As the name implies, you gain the ability to schedule emails with Send Later. I use the schedule feature for a ton for things like birthdays, follow up etc. When you type up an email and it is ready to send, you can go to “File -> Send Later” or use the keyboard shortcut to bring up the Send later window. From this window you can choose a preset time or choose sometime more specific.

11. Nostalgy


If you process a large number of emails everyday, Nostalgy will save you a lot of time. This add-on will let you create keyboard shortcuts for actions like move a message to a folder or change folders.

12. Themes

Last but not least are themes for Thunderbird. If you spend a lot of time using your email program, it may as well be visually appealing, right? You can choose from over 70 different themes to spruce up your inbox.

While many people will not use any add-ons for Thunderbird. It is a fantastic program right out of the box so to speak. However, using one or more of the add-ons will only extend its usefulness.
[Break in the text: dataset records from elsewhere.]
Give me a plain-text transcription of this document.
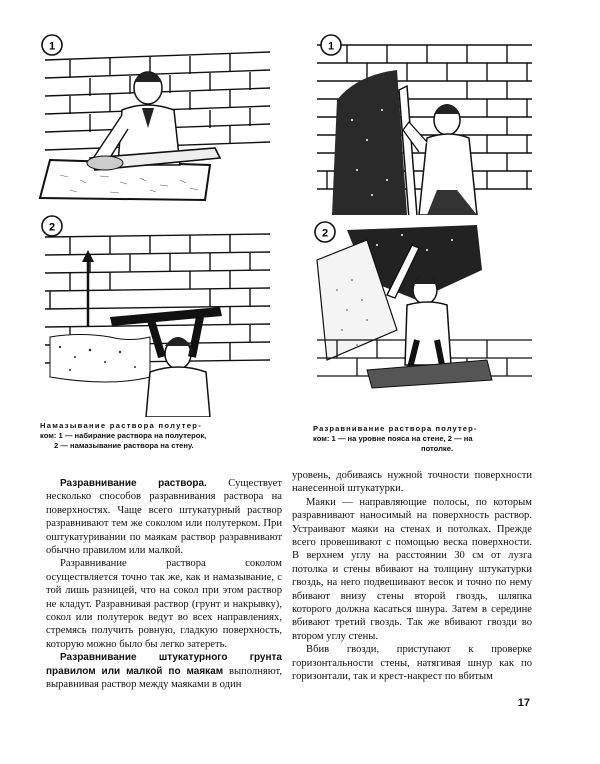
1	1
2	2
Намазывание раствора полутер-
ком: 1 — набирание раствора на полутерок,
2 — намазывание раствора на стену.
Разравнивание раствора полутер-
ком: 1 — на уровне пояса на стене, 2 — на
потолке.

Разравнивание раствора. Существует несколько способов разравнивания раствора на поверхностях. Чаще всего штукатурный раствор разравнивают тем же соколом или полутерком. При оштукатуривании по маякам раствор разравнивают обычно правилом или малкой.

Разравнивание раствора соколом осуществляется точно так же, как и намазывание, с той лишь разницей, что на сокол при этом раствор не кладут. Разравнивая раствор (грунт и накрывку), сокол или полутерок ведут во всех направлениях, стремясь получить ровную, гладкую поверхность, которую можно было бы легко затереть.

Разравнивание штукатурного грунта правилом или малкой по маякам выполняют, выравнивая раствор между маяками в один

уровень, добиваясь нужной точности поверхности нанесенной штукатурки.

Маяки — направляющие полосы, по которым разравнивают наносимый на поверхность раствор. Устраивают маяки на стенах и потолках. Прежде всего провешивают с помощью веска поверхности. В верхнем углу на расстоянии 30 см от лузга потолка и стены вбивают на толщину штукатурки гвоздь, на него подвешивают весок и точно по нему вбивают внизу стены второй гвоздь, шляпка которого должна касаться шнура. Затем в середине вбивают третий гвоздь. Так же вбивают гвозди во втором углу стены.

Вбив гвозди, приступают к проверке горизонтальности стены, натягивая шнур как по горизонтали, так и крест-накрест по вбитым

17
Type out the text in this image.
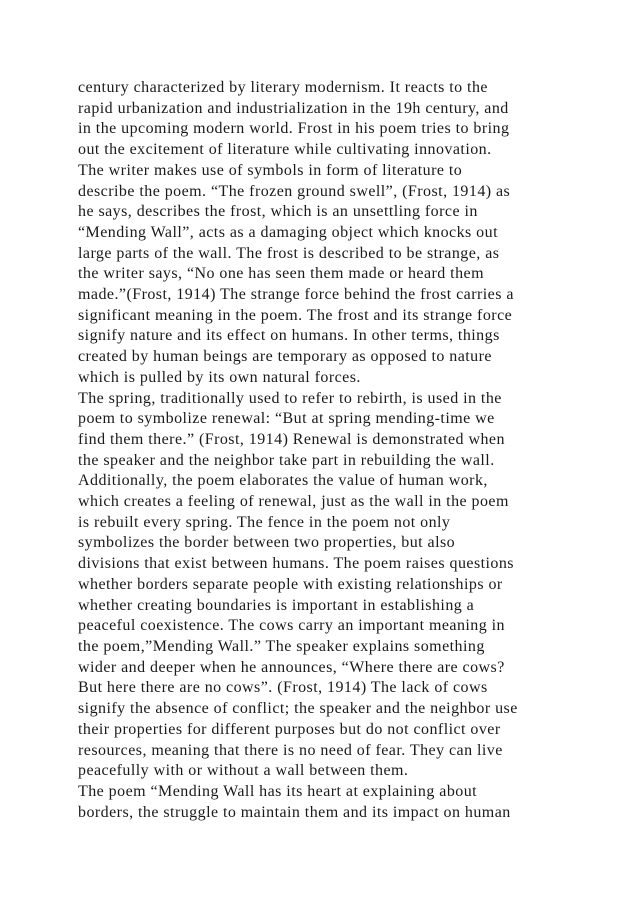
century characterized by literary modernism. It reacts to the
rapid urbanization and industrialization in the 19h century, and
in the upcoming modern world. Frost in his poem tries to bring
out the excitement of literature while cultivating innovation.
The writer makes use of symbols in form of literature to
describe the poem. “The frozen ground swell”, (Frost, 1914) as
he says, describes the frost, which is an unsettling force in
“Mending Wall”, acts as a damaging object which knocks out
large parts of the wall. The frost is described to be strange, as
the writer says, “No one has seen them made or heard them
made.”(Frost, 1914) The strange force behind the frost carries a
significant meaning in the poem. The frost and its strange force
signify nature and its effect on humans. In other terms, things
created by human beings are temporary as opposed to nature
which is pulled by its own natural forces.
The spring, traditionally used to refer to rebirth, is used in the
poem to symbolize renewal: “But at spring mending-time we
find them there.” (Frost, 1914) Renewal is demonstrated when
the speaker and the neighbor take part in rebuilding the wall.
Additionally, the poem elaborates the value of human work,
which creates a feeling of renewal, just as the wall in the poem
is rebuilt every spring. The fence in the poem not only
symbolizes the border between two properties, but also
divisions that exist between humans. The poem raises questions
whether borders separate people with existing relationships or
whether creating boundaries is important in establishing a
peaceful coexistence. The cows carry an important meaning in
the poem,”Mending Wall.” The speaker explains something
wider and deeper when he announces, “Where there are cows?
But here there are no cows”. (Frost, 1914) The lack of cows
signify the absence of conflict; the speaker and the neighbor use
their properties for different purposes but do not conflict over
resources, meaning that there is no need of fear. They can live
peacefully with or without a wall between them.
The poem “Mending Wall has its heart at explaining about
borders, the struggle to maintain them and its impact on human
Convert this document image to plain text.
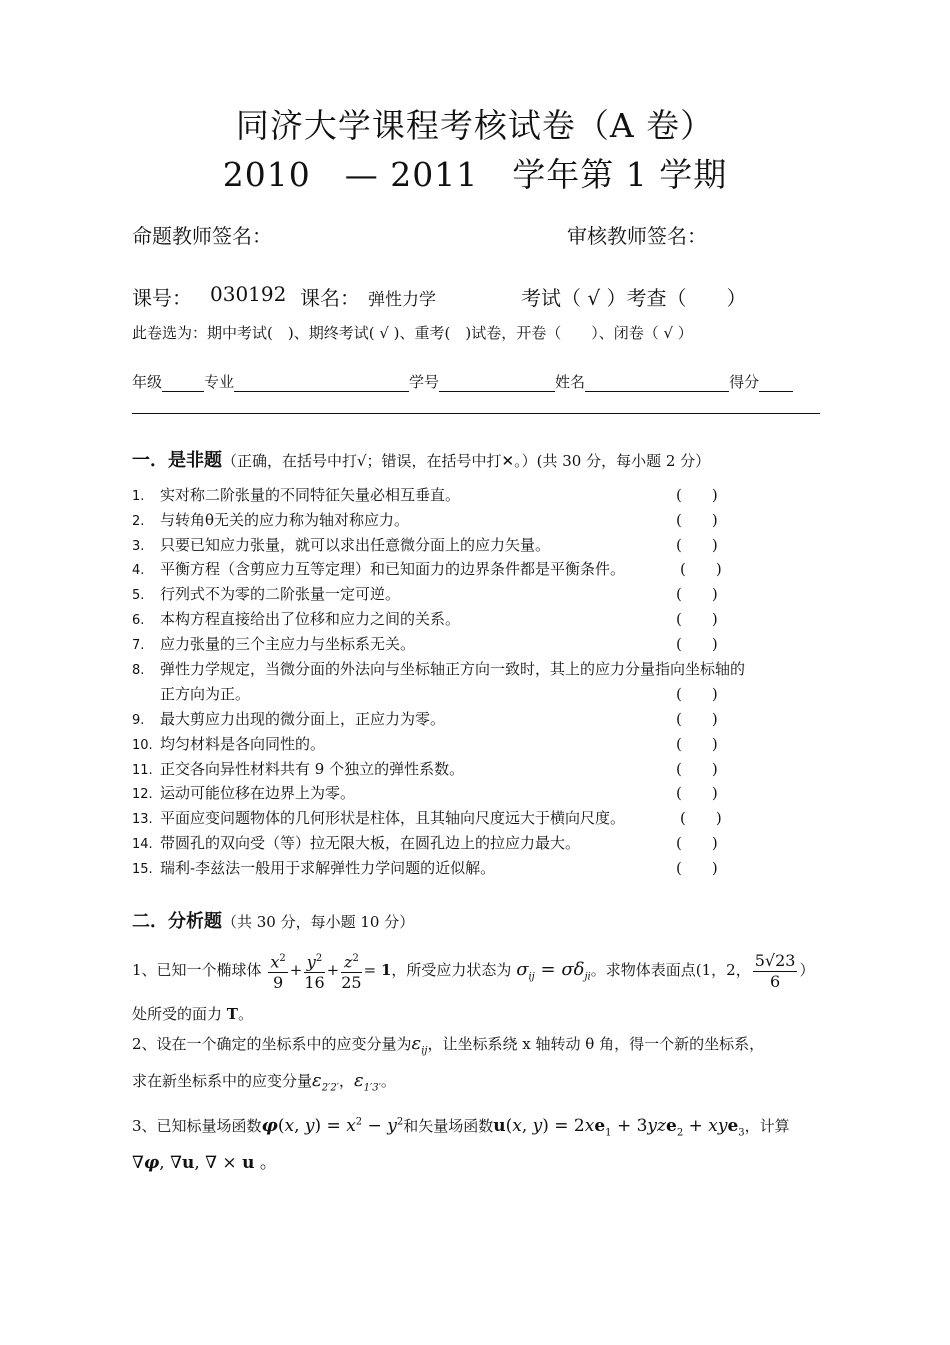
同济大学课程考核试卷（A 卷）
2010　— 2011　学年第 1 学期
命题教师签名：	审核教师签名：
课号： 030192 课名： 弹性力学	考试（ √ ）考查（　　）
此卷选为：期中考试(　)、期终考试( √ )、重考(　)试卷，开卷（　　）、闭卷（ √ ）
年级	专业	学号	姓名	得分
一．是非题（正确，在括号中打√；错误，在括号中打✕。）(共 30 分，每小题 2 分）
1. 实对称二阶张量的不同特征矢量必相互垂直。	(　　)
2. 与转角θ无关的应力称为轴对称应力。	(　　)
3. 只要已知应力张量，就可以求出任意微分面上的应力矢量。	(　　)
4. 平衡方程（含剪应力互等定理）和已知面力的边界条件都是平衡条件。	(　　)
5. 行列式不为零的二阶张量一定可逆。	(　　)
6. 本构方程直接给出了位移和应力之间的关系。	(　　)
7. 应力张量的三个主应力与坐标系无关。	(　　)
8. 弹性力学规定，当微分面的外法向与坐标轴正方向一致时，其上的应力分量指向坐标轴的
正方向为正。	(　　)
9. 最大剪应力出现的微分面上，正应力为零。	(　　)
10. 均匀材料是各向同性的。	(　　)
11. 正交各向异性材料共有 9 个独立的弹性系数。	(　　)
12. 运动可能位移在边界上为零。	(　　)
13. 平面应变问题物体的几何形状是柱体，且其轴向尺度远大于横向尺度。	(　　)
14. 带圆孔的双向受（等）拉无限大板，在圆孔边上的拉应力最大。	(　　)
15. 瑞利-李兹法一般用于求解弹性力学问题的近似解。	(　　)
二．分析题（共 30 分，每小题 10 分）
1、已知一个椭球体 $\frac{x^2}{9} + \frac{y^2}{16} + \frac{z^2}{25} = 1$，所受应力状态为 $\sigma_{ij} = \sigma\delta_{ji}$。求物体表面点(1，2， $\frac{5√23}{6}$ ）
处所受的面力 T。
2、设在一个确定的坐标系中的应变分量为$\varepsilon_{ij}$，让坐标系绕 x 轴转动 θ 角，得一个新的坐标系，
求在新坐标系中的应变分量$\varepsilon_{2'2'}$，$\varepsilon_{1'3'}$。
3、已知标量场函数φ(x, $y) = x^2 - y^2$和矢量场函数u(x, $y) = 2xe_1 + 3yze_2 + xye_3$，计算
∇φ, ∇u, ∇ × u 。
There’s plenty for you to pick from here, but there’s a whole lot more out there on the internet. These are the things that we deemed essential to a swift, secure Thunderbird experience, though obviously every user’s needs are different. What are the Thunderbird addons that you simply can’t live without? Let us know in the comments!

This article was first published on Jan 2011 and was updated in Jan 2018

Robert Zak Robert Zak

Content Manager at Make Tech Easier. Enjoys Android, Windows, and tinkering with retro console emulation to breaking point.


  1. There is also the new open source version of Eudora, which uses the Thunderbird code with some convenient features–because it is based on Thunderbird, it also can use all the Thunderbird extensions. See https://wiki.mozilla.org/Eudora_Releases to learn more and to download it.

  2. I stopped using Outlook recently and converted to Thunderbird. Best decision I did this year. Peter, Koowie.com

  3. I’ve wanted to use Thunderbird for years, but no one can ever help me with a very simple problem. Passwords. I want to password protect my emails, just like I have been doing with Outlook express. HOW?

    Its driving me nuts. I can add a master password, but my emails can be seen before I even input the password.

    1. I found this thread on the Mozilla help forum. It has several extensions to do what you are looking to do. Let us know if you try any.